Figures 1, 2 and 3 together with Table 2 prove that changes in the amino acid sequence in areas far from the catalytic site generate considerable changes in the tertiary structure and activity of this type of enzymes. This becomes even more evident in the amino acids corresponding to positions 101, 211 and 221 in CYP2C9. These positions correspond to prolines located at the starting points of sequences corresponding to the B-C loop, which participates in the recognition of the substrate and is part of the entrance to the catalytic site, and the FH loop, region that joins two α-helix that form part of the site active. In addition, the amino acids before these positions are not conserved (Fig. 1). It should be noted that in CYPs 2C8 and 2C19 there are two small α-helix between the α-helix F and G. Even so, the P221 mismatch in CYP2C9 preceded by S220 may be responsible for the enzyme having a loop instead of two α-helixes in this region (Figures 1 and 3).

Changes in the amino acid sequence of the active site of CYP2C8 relative to the other CYPs of the 2C sub-family appear responsible for the fact that this enzyme can only metabolize PPC at the 4’carbon. Its geometric similarity with CYP2C9 could cause the production performance of the 4’OH-PPC metabolite to be similar to that of CYP2C9 on this same metabolite ²³. Yet, the function of the amino acids interacting directly with the substrate at the catalytic site should not be neglected. These residues could influence the selectivity of SoM and substrate type, as in the case of CYP2C8 and CYP2C19. These enzymes are very similar in tertiary structure (RMSD: 0.89), but their differences in the amino acid sequence of the catalytic site cause them to metabolize substrates of different chemical characteristics.

Fig. 2 shows the RMSD of the backbone of each amino acid that CYPs 2C19, 2C8 and 3A4 are in relation to CYP2C9. The areas of greatest structural variation of the backbone in all four CYPs are close to the N-terminus as well as C-terminus and those corresponding to mobile loops with variable secondary structures. And at sites close to amino acids 100 and 220, which represent the zones corresponding to the B-C loop and the α-helix F and G. A large geometric variation between CYP3A4 and the rest of CYPs in the area is also recognized in the corresponding CYP2C9 as part of the active site close to the amino acid aPhe476.

Fig. 2 and the superposition of the crystal structures of CYPs 2C9, 2C8, 2C19 and 3A4 in Fig. 3 show the regions of least geometrical similarity between these enzymes. As expected, the major geometrical differences are located at the catalytic site and at the B-C loop, observed previously in CYPs of the 2C sub-family in the study ³³. The subtle differences in the primary structure of the enzymes of the 2C subfamily change the geometry of the active site, causing the amino acids in this region to have a different distribution in space and to interact in a particular way with their respective substrates.

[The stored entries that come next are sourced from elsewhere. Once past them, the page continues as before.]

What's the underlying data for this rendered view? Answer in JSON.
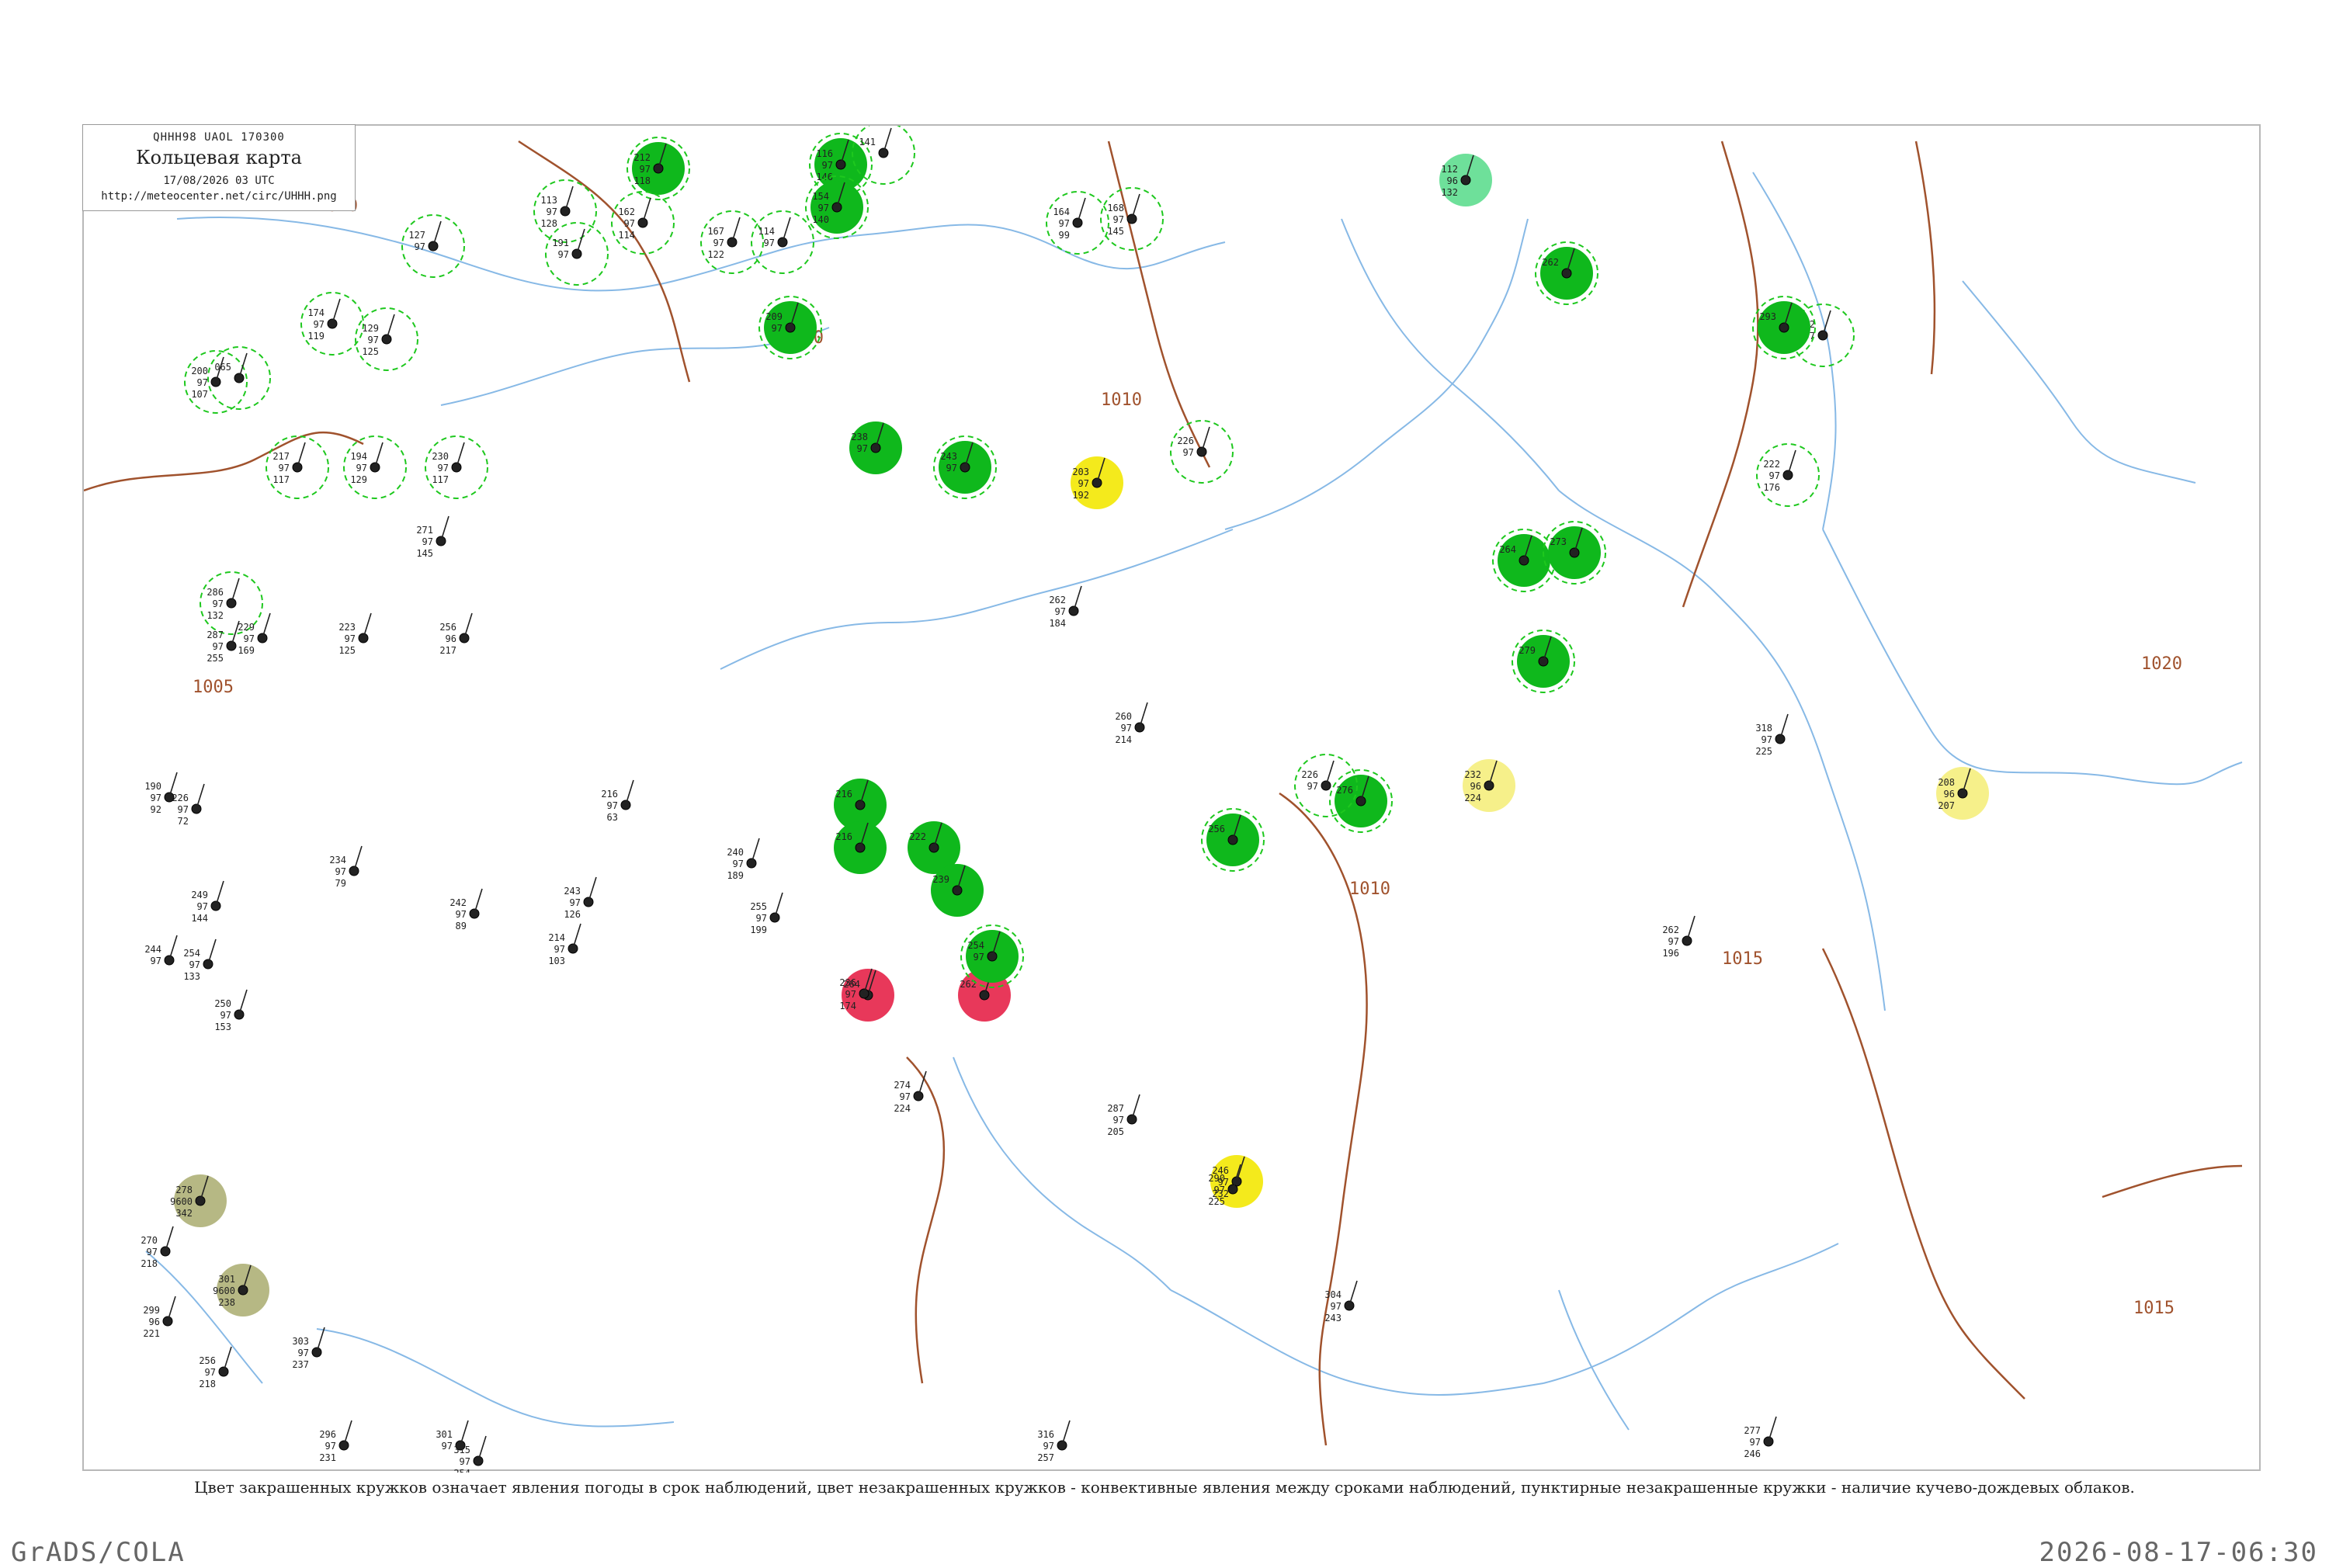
{
  "header": {
    "code": "QHHH98  UAOL  170300",
    "title": "Кольцевая карта",
    "date": "17/08/2026 03 UTC",
    "url": "http://meteocenter.net/circ/UHHH.png"
  },
  "caption": "Цвет закрашенных кружков означает явления погоды в срок наблюдений, цвет незакрашенных кружков - конвективные явления между сроками наблюдений, пунктирные незакрашенные кружки - наличие кучево-дождевых облаков.",
  "footer": {
    "left": "GrADS/COLA",
    "right": "2026-08-17-06:30"
  },
  "colors": {
    "rain": "#0fb81c",
    "storm": "#e8385a",
    "drizzle": "#f4ea1c",
    "light": "#f6f08a",
    "haze": "#b6b884",
    "mist": "#6ee09a",
    "cb_ring": "#1ec81e",
    "isobar": "#a0522d",
    "river": "#87b9e6",
    "station": "#222222"
  },
  "isobar_labels": [
    {
      "id": "1010-nw",
      "text": "1010"
    },
    {
      "id": "1005",
      "text": "1005"
    },
    {
      "id": "1010-c",
      "text": "1010"
    },
    {
      "id": "1010-e",
      "text": "1010"
    },
    {
      "id": "1015-e",
      "text": "1015"
    },
    {
      "id": "1020",
      "text": "1020"
    },
    {
      "id": "1010-s",
      "text": "1010"
    },
    {
      "id": "1015-se",
      "text": "1015"
    }
  ],
  "stations": [
    {
      "p": "113",
      "d": "97",
      "l": "128",
      "fill": "",
      "ring": true
    },
    {
      "p": "212",
      "d": "97",
      "l": "118",
      "fill": "rain",
      "ring": true
    },
    {
      "p": "116",
      "d": "97",
      "l": "146",
      "fill": "rain",
      "ring": true
    },
    {
      "p": "141",
      "d": "",
      "l": "",
      "fill": "",
      "ring": true
    },
    {
      "p": "112",
      "d": "96",
      "l": "132",
      "fill": "mist",
      "ring": false
    },
    {
      "p": "154",
      "d": "97",
      "l": "140",
      "fill": "rain",
      "ring": true
    },
    {
      "p": "162",
      "d": "97",
      "l": "114",
      "fill": "",
      "ring": true
    },
    {
      "p": "167",
      "d": "97",
      "l": "122",
      "fill": "",
      "ring": true
    },
    {
      "p": "114",
      "d": "97",
      "l": "",
      "fill": "",
      "ring": true
    },
    {
      "p": "191",
      "d": "97",
      "l": "",
      "fill": "",
      "ring": true
    },
    {
      "p": "164",
      "d": "97",
      "l": "99",
      "fill": "",
      "ring": true
    },
    {
      "p": "168",
      "d": "97",
      "l": "145",
      "fill": "",
      "ring": true
    },
    {
      "p": "127",
      "d": "97",
      "l": "",
      "fill": "",
      "ring": true
    },
    {
      "p": "174",
      "d": "97",
      "l": "119",
      "fill": "",
      "ring": true
    },
    {
      "p": "200",
      "d": "97",
      "l": "107",
      "fill": "",
      "ring": true
    },
    {
      "p": "065",
      "d": "",
      "l": "",
      "fill": "",
      "ring": true
    },
    {
      "p": "217",
      "d": "97",
      "l": "117",
      "fill": "",
      "ring": true
    },
    {
      "p": "194",
      "d": "97",
      "l": "129",
      "fill": "",
      "ring": true
    },
    {
      "p": "230",
      "d": "97",
      "l": "117",
      "fill": "",
      "ring": true
    },
    {
      "p": "129",
      "d": "97",
      "l": "125",
      "fill": "",
      "ring": true
    },
    {
      "p": "286",
      "d": "97",
      "l": "132",
      "fill": "",
      "ring": true
    },
    {
      "p": "209",
      "d": "97",
      "l": "",
      "fill": "rain",
      "ring": true
    },
    {
      "p": "243",
      "d": "97",
      "l": "",
      "fill": "rain",
      "ring": true
    },
    {
      "p": "238",
      "d": "97",
      "l": "",
      "fill": "rain",
      "ring": false
    },
    {
      "p": "203",
      "d": "97",
      "l": "192",
      "fill": "drizzle",
      "ring": false
    },
    {
      "p": "226",
      "d": "97",
      "l": "",
      "fill": "",
      "ring": true
    },
    {
      "p": "264",
      "d": "",
      "l": "",
      "fill": "rain",
      "ring": true
    },
    {
      "p": "273",
      "d": "",
      "l": "",
      "fill": "rain",
      "ring": true
    },
    {
      "p": "252",
      "d": "97",
      "l": "",
      "fill": "",
      "ring": true
    },
    {
      "p": "262",
      "d": "",
      "l": "",
      "fill": "rain",
      "ring": true
    },
    {
      "p": "293",
      "d": "",
      "l": "",
      "fill": "rain",
      "ring": true
    },
    {
      "p": "232",
      "d": "96",
      "l": "224",
      "fill": "light",
      "ring": false
    },
    {
      "p": "208",
      "d": "96",
      "l": "207",
      "fill": "light",
      "ring": false
    },
    {
      "p": "279",
      "d": "",
      "l": "",
      "fill": "rain",
      "ring": true
    },
    {
      "p": "222",
      "d": "97",
      "l": "176",
      "fill": "",
      "ring": true
    },
    {
      "p": "216",
      "d": "",
      "l": "",
      "fill": "rain",
      "ring": false
    },
    {
      "p": "216",
      "d": "",
      "l": "",
      "fill": "rain",
      "ring": false
    },
    {
      "p": "222",
      "d": "",
      "l": "",
      "fill": "rain",
      "ring": false
    },
    {
      "p": "239",
      "d": "",
      "l": "",
      "fill": "rain",
      "ring": false
    },
    {
      "p": "246",
      "d": "97",
      "l": "232",
      "fill": "drizzle",
      "ring": false
    },
    {
      "p": "278",
      "d": "9600",
      "l": "342",
      "fill": "haze",
      "ring": false
    },
    {
      "p": "301",
      "d": "9600",
      "l": "238",
      "fill": "haze",
      "ring": false
    },
    {
      "p": "264",
      "d": "",
      "l": "",
      "fill": "storm",
      "ring": false
    },
    {
      "p": "262",
      "d": "",
      "l": "",
      "fill": "storm",
      "ring": false
    },
    {
      "p": "254",
      "d": "97",
      "l": "",
      "fill": "rain",
      "ring": true
    },
    {
      "p": "256",
      "d": "",
      "l": "",
      "fill": "rain",
      "ring": true
    },
    {
      "p": "276",
      "d": "",
      "l": "",
      "fill": "rain",
      "ring": true
    },
    {
      "p": "226",
      "d": "97",
      "l": "",
      "fill": "",
      "ring": true
    },
    {
      "p": "240",
      "d": "97",
      "l": "189",
      "fill": "",
      "ring": false
    },
    {
      "p": "255",
      "d": "97",
      "l": "199",
      "fill": "",
      "ring": false
    },
    {
      "p": "274",
      "d": "97",
      "l": "224",
      "fill": "",
      "ring": false
    },
    {
      "p": "262",
      "d": "97",
      "l": "184",
      "fill": "",
      "ring": false
    },
    {
      "p": "260",
      "d": "97",
      "l": "214",
      "fill": "",
      "ring": false
    },
    {
      "p": "287",
      "d": "97",
      "l": "205",
      "fill": "",
      "ring": false
    },
    {
      "p": "290",
      "d": "97",
      "l": "225",
      "fill": "",
      "ring": false
    },
    {
      "p": "304",
      "d": "97",
      "l": "243",
      "fill": "",
      "ring": false
    },
    {
      "p": "318",
      "d": "97",
      "l": "225",
      "fill": "",
      "ring": false
    },
    {
      "p": "262",
      "d": "97",
      "l": "196",
      "fill": "",
      "ring": false
    },
    {
      "p": "270",
      "d": "97",
      "l": "218",
      "fill": "",
      "ring": false
    },
    {
      "p": "299",
      "d": "96",
      "l": "221",
      "fill": "",
      "ring": false
    },
    {
      "p": "256",
      "d": "97",
      "l": "218",
      "fill": "",
      "ring": false
    },
    {
      "p": "303",
      "d": "97",
      "l": "237",
      "fill": "",
      "ring": false
    },
    {
      "p": "296",
      "d": "97",
      "l": "231",
      "fill": "",
      "ring": false
    },
    {
      "p": "301",
      "d": "97",
      "l": "",
      "fill": "",
      "ring": false
    },
    {
      "p": "315",
      "d": "97",
      "l": "254",
      "fill": "",
      "ring": false
    },
    {
      "p": "316",
      "d": "97",
      "l": "257",
      "fill": "",
      "ring": false
    },
    {
      "p": "277",
      "d": "97",
      "l": "246",
      "fill": "",
      "ring": false
    },
    {
      "p": "287",
      "d": "97",
      "l": "255",
      "fill": "",
      "ring": false
    },
    {
      "p": "190",
      "d": "97",
      "l": "92",
      "fill": "",
      "ring": false
    },
    {
      "p": "226",
      "d": "97",
      "l": "72",
      "fill": "",
      "ring": false
    },
    {
      "p": "244",
      "d": "97",
      "l": "",
      "fill": "",
      "ring": false
    },
    {
      "p": "254",
      "d": "97",
      "l": "133",
      "fill": "",
      "ring": false
    },
    {
      "p": "250",
      "d": "97",
      "l": "153",
      "fill": "",
      "ring": false
    },
    {
      "p": "249",
      "d": "97",
      "l": "144",
      "fill": "",
      "ring": false
    },
    {
      "p": "234",
      "d": "97",
      "l": "79",
      "fill": "",
      "ring": false
    },
    {
      "p": "216",
      "d": "97",
      "l": "63",
      "fill": "",
      "ring": false
    },
    {
      "p": "242",
      "d": "97",
      "l": "89",
      "fill": "",
      "ring": false
    },
    {
      "p": "214",
      "d": "97",
      "l": "103",
      "fill": "",
      "ring": false
    },
    {
      "p": "243",
      "d": "97",
      "l": "126",
      "fill": "",
      "ring": false
    },
    {
      "p": "271",
      "d": "97",
      "l": "145",
      "fill": "",
      "ring": false
    },
    {
      "p": "236",
      "d": "97",
      "l": "174",
      "fill": "",
      "ring": false
    },
    {
      "p": "229",
      "d": "97",
      "l": "169",
      "fill": "",
      "ring": false
    },
    {
      "p": "223",
      "d": "97",
      "l": "125",
      "fill": "",
      "ring": false
    },
    {
      "p": "256",
      "d": "96",
      "l": "217",
      "fill": "",
      "ring": false
    }
  ]
}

The position corresponding to Ile99 of CYP2C9 constitutes the very same spot that marks the beginning of the B-C loop, and as shown in own MSA, is a non-conserved amino acid in the three CYPs (Fig. 1). Based on this result it can be inferred that amino acid constitutes the major responsible for the structural differences in the B-C loop. A similar effect occurs at the end of the α-helix F, where there are considerable differences in the amino acid sequences of these enzymes, which provokes a remarkable change in the geometries of the backbones and in the arrangements of the side chains of the consecutive amino acids.

Upon superposing the crystal structures of CYPs 2C9, 2C8, 2C19 and 3A4 it became evident that the geometrical variations of these enzymes were caused by differences in their amino acid sequences. The B-C loop and the α-helices F and G are the areas of greatest structural variability in CYPs that metabolize PPC (Fig. 3). Coincidentally, in those areas there are the largest differences in the amino acid sequences of CYPs 2C9 and 2C19 (Fig. 1).

It should be noted that, although the primary and tertiary structure of CYP3A4 and CYP2C9 do not have great similarity, both metabolize WFN and PPC with very similar patterns and efficiency. While CYP2C8, which shares great similarity in the sequence with CYP2C9, is barely able to metabolize WFN with low performance ⁴⁶, it is not able to metabolize R-PPC, and only metabolizes S-PPC to C4 ‘ ²³.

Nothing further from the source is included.